Worrall, 16-year-old George Hindley (blacksmith) and George Higson (fireman) were part of the team who descended into the mine immediately after the explosion. They received the Albert Medal in recognition of their heroism. Worrall received a first-class medal and the Salford Humane Society Gold Hundred Medal.

=== Inquest and report ===
As is normal in England the coroner's inquest into the deaths was opened for evidence of identity and to permit the funerals to take place, and then adjourned before the main proceedings. The adjourned inquest opened on Tuesday, 30 June 1885 and took evidence that day, Wednesday 1 July, Thursday 2 July, Wednesday 8 July and Thursday 9 July. Following the coroner's summing up the jury retired at 12:30 and returned with their verdicts at 15:30 on the second Thursday. Six verdicts were returned, the first three being the causes of death mentioned above. The third verdict went on to blame the gas being ignited by a candle and that "such emission of gas was sudden and unexpected, and that in the opinion of this Jury no person is either criminally or censurably to blame" and in consequence the verdict was death by accident. The jury had been asked to rule on the use of naked lights and in their fourth verdict declined to express any opinion, but did recommend an inquiry by "skilful and experienced persons be appointed for the purpose by the Government". During the inquest reference had been made to an anonymous letter sent to the Inspector of Mines. In the fifth verdict the jury found that he had been justified in withholding the contents from the mine owners. The sixth and final verdict was to recommend the appointment of additional Inspectors of Mines in order to increase the frequency of inspection. A juryman then asked that the thanks of the court be given to the explorers, specifically Worrall, Crook and a man named Issac Johnson. Hall was also praised for his actions and courage. It was hoped that some official recognition would be forthcoming.

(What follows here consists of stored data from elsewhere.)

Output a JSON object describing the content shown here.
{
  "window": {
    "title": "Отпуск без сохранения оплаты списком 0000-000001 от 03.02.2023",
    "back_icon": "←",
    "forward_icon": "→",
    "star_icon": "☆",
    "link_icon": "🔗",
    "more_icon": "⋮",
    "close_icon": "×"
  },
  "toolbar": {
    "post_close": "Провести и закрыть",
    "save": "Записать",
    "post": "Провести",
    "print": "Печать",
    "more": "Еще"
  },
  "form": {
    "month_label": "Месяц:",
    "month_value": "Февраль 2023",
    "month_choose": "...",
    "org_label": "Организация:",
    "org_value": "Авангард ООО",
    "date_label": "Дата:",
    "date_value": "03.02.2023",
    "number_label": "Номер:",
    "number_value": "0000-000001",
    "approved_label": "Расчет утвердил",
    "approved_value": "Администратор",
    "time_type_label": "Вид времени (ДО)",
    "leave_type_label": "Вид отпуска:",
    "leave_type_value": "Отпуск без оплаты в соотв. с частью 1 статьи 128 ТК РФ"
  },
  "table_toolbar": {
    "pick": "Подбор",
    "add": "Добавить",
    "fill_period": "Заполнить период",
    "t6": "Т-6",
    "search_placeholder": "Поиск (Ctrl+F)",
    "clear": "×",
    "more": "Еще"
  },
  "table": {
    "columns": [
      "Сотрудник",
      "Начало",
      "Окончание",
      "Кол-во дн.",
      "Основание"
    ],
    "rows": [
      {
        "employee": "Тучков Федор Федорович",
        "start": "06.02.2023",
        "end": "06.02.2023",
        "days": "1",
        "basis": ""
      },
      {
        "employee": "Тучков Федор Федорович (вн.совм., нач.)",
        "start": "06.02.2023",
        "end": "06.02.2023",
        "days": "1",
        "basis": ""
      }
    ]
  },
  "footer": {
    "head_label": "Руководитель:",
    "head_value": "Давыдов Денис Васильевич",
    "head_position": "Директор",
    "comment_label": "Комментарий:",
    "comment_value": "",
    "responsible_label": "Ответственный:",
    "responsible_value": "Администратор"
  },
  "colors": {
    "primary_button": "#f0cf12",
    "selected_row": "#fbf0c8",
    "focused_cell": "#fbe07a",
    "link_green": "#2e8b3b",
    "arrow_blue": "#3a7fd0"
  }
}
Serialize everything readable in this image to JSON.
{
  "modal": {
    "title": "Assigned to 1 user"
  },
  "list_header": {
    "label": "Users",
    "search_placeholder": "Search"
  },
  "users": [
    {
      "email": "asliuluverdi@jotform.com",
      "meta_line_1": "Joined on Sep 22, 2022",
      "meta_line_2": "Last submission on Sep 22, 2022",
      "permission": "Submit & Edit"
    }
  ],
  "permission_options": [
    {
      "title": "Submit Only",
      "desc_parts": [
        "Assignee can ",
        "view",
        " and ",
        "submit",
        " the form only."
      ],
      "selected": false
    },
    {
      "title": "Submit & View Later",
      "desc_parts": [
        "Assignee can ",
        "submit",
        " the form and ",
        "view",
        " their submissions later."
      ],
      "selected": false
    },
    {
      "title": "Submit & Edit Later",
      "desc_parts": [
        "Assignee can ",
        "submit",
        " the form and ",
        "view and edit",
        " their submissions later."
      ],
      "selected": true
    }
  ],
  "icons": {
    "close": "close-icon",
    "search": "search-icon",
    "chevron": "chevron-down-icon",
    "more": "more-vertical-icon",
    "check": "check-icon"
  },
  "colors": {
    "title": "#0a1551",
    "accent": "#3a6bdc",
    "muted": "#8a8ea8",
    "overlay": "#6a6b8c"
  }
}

Questions about the inquest were raised in the House of Commons on 21 July, but the Secretary of State for the Home Department declined to comment further until the official government report was in.

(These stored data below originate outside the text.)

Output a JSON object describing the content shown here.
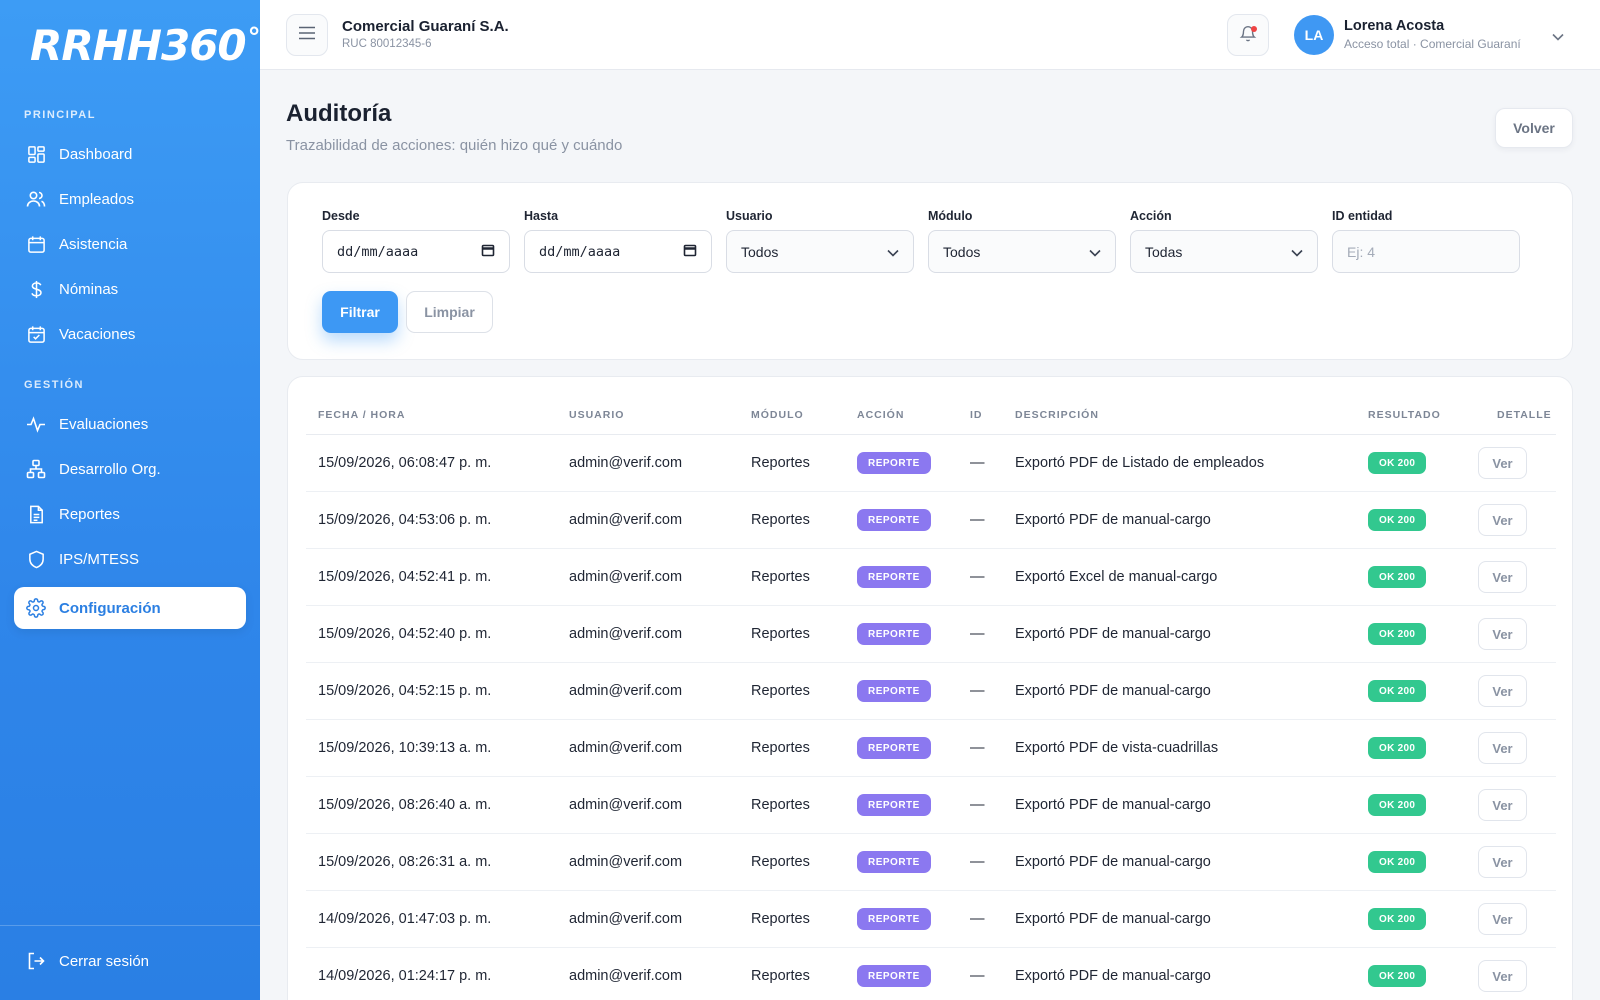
{
  "brand": {
    "logo": "RRHH360",
    "logo_suffix": "°"
  },
  "sidebar": {
    "section_principal": "PRINCIPAL",
    "section_gestion": "GESTIÓN",
    "items": [
      {
        "label": "Dashboard",
        "icon": "grid-icon"
      },
      {
        "label": "Empleados",
        "icon": "users-icon"
      },
      {
        "label": "Asistencia",
        "icon": "calendar-icon"
      },
      {
        "label": "Nóminas",
        "icon": "dollar-icon"
      },
      {
        "label": "Vacaciones",
        "icon": "calendar-check-icon"
      },
      {
        "label": "Evaluaciones",
        "icon": "activity-icon"
      },
      {
        "label": "Desarrollo Org.",
        "icon": "org-chart-icon"
      },
      {
        "label": "Reportes",
        "icon": "document-icon"
      },
      {
        "label": "IPS/MTESS",
        "icon": "shield-icon"
      },
      {
        "label": "Configuración",
        "icon": "gear-icon"
      }
    ],
    "active_item": "Configuración",
    "logout_label": "Cerrar sesión"
  },
  "topbar": {
    "company_name": "Comercial Guaraní S.A.",
    "company_ruc": "RUC 80012345-6",
    "user_initials": "LA",
    "user_name": "Lorena Acosta",
    "user_role": "Acceso total · Comercial Guaraní"
  },
  "page": {
    "title": "Auditoría",
    "subtitle": "Trazabilidad de acciones: quién hizo qué y cuándo",
    "back_label": "Volver"
  },
  "filters": {
    "desde_label": "Desde",
    "desde_value": "dd/mm/aaaa",
    "hasta_label": "Hasta",
    "hasta_value": "dd/mm/aaaa",
    "usuario_label": "Usuario",
    "usuario_value": "Todos",
    "modulo_label": "Módulo",
    "modulo_value": "Todos",
    "accion_label": "Acción",
    "accion_value": "Todas",
    "id_label": "ID entidad",
    "id_placeholder": "Ej: 4",
    "filter_label": "Filtrar",
    "clear_label": "Limpiar"
  },
  "table": {
    "columns": [
      "FECHA / HORA",
      "USUARIO",
      "MÓDULO",
      "ACCIÓN",
      "ID",
      "DESCRIPCIÓN",
      "RESULTADO",
      "DETALLE"
    ],
    "detail_label": "Ver",
    "rows": [
      {
        "fecha": "15/09/2026, 06:08:47 p. m.",
        "usuario": "admin@verif.com",
        "modulo": "Reportes",
        "accion": "REPORTE",
        "id": "—",
        "descripcion": "Exportó PDF de Listado de empleados",
        "resultado": "OK 200"
      },
      {
        "fecha": "15/09/2026, 04:53:06 p. m.",
        "usuario": "admin@verif.com",
        "modulo": "Reportes",
        "accion": "REPORTE",
        "id": "—",
        "descripcion": "Exportó PDF de manual-cargo",
        "resultado": "OK 200"
      },
      {
        "fecha": "15/09/2026, 04:52:41 p. m.",
        "usuario": "admin@verif.com",
        "modulo": "Reportes",
        "accion": "REPORTE",
        "id": "—",
        "descripcion": "Exportó Excel de manual-cargo",
        "resultado": "OK 200"
      },
      {
        "fecha": "15/09/2026, 04:52:40 p. m.",
        "usuario": "admin@verif.com",
        "modulo": "Reportes",
        "accion": "REPORTE",
        "id": "—",
        "descripcion": "Exportó PDF de manual-cargo",
        "resultado": "OK 200"
      },
      {
        "fecha": "15/09/2026, 04:52:15 p. m.",
        "usuario": "admin@verif.com",
        "modulo": "Reportes",
        "accion": "REPORTE",
        "id": "—",
        "descripcion": "Exportó PDF de manual-cargo",
        "resultado": "OK 200"
      },
      {
        "fecha": "15/09/2026, 10:39:13 a. m.",
        "usuario": "admin@verif.com",
        "modulo": "Reportes",
        "accion": "REPORTE",
        "id": "—",
        "descripcion": "Exportó PDF de vista-cuadrillas",
        "resultado": "OK 200"
      },
      {
        "fecha": "15/09/2026, 08:26:40 a. m.",
        "usuario": "admin@verif.com",
        "modulo": "Reportes",
        "accion": "REPORTE",
        "id": "—",
        "descripcion": "Exportó PDF de manual-cargo",
        "resultado": "OK 200"
      },
      {
        "fecha": "15/09/2026, 08:26:31 a. m.",
        "usuario": "admin@verif.com",
        "modulo": "Reportes",
        "accion": "REPORTE",
        "id": "—",
        "descripcion": "Exportó PDF de manual-cargo",
        "resultado": "OK 200"
      },
      {
        "fecha": "14/09/2026, 01:47:03 p. m.",
        "usuario": "admin@verif.com",
        "modulo": "Reportes",
        "accion": "REPORTE",
        "id": "—",
        "descripcion": "Exportó PDF de manual-cargo",
        "resultado": "OK 200"
      },
      {
        "fecha": "14/09/2026, 01:24:17 p. m.",
        "usuario": "admin@verif.com",
        "modulo": "Reportes",
        "accion": "REPORTE",
        "id": "—",
        "descripcion": "Exportó PDF de manual-cargo",
        "resultado": "OK 200"
      }
    ]
  },
  "colors": {
    "primary": "#3d98f4",
    "action_badge": "#8b78f0",
    "ok_badge": "#32c88f"
  }
}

Present at the inquest was Arnold Morley MP on behalf of the Home Office. Morley wrote his report to Parliament by 31 July. Morley also summarised his findings under six headings, but admitted that only the first dealt with the causes of the explosion. His key findings were: the compulsory use of safety lamps in place of candles, the provision by the owners of the best type of safety lamps, banning smoking in the pit, greater care in the selection of underviewer and firemen, replacing direct furnace ventilation with dumb-drift ventilation of fans, and the "taking of the ventilation on more frequent occasions with measurements of each of the main splits". The fifth point expressed his concern that potentially explosive gases were drawn directly through the furnace. Using an induced draught or fans meant that there should be nothing to ignite escaping gases. The last point referred to measuring ("taking") the quantity of air both at the main downcast shaft and also at those points where the air current split to go to different districts. Morley drew attention to the question the coroner put and the jury's finding of "no person is either criminally or censurably to blame". Morley pointed out that this did not mean that there had been no management faults, merely that they did not meet the higher levels of culpability.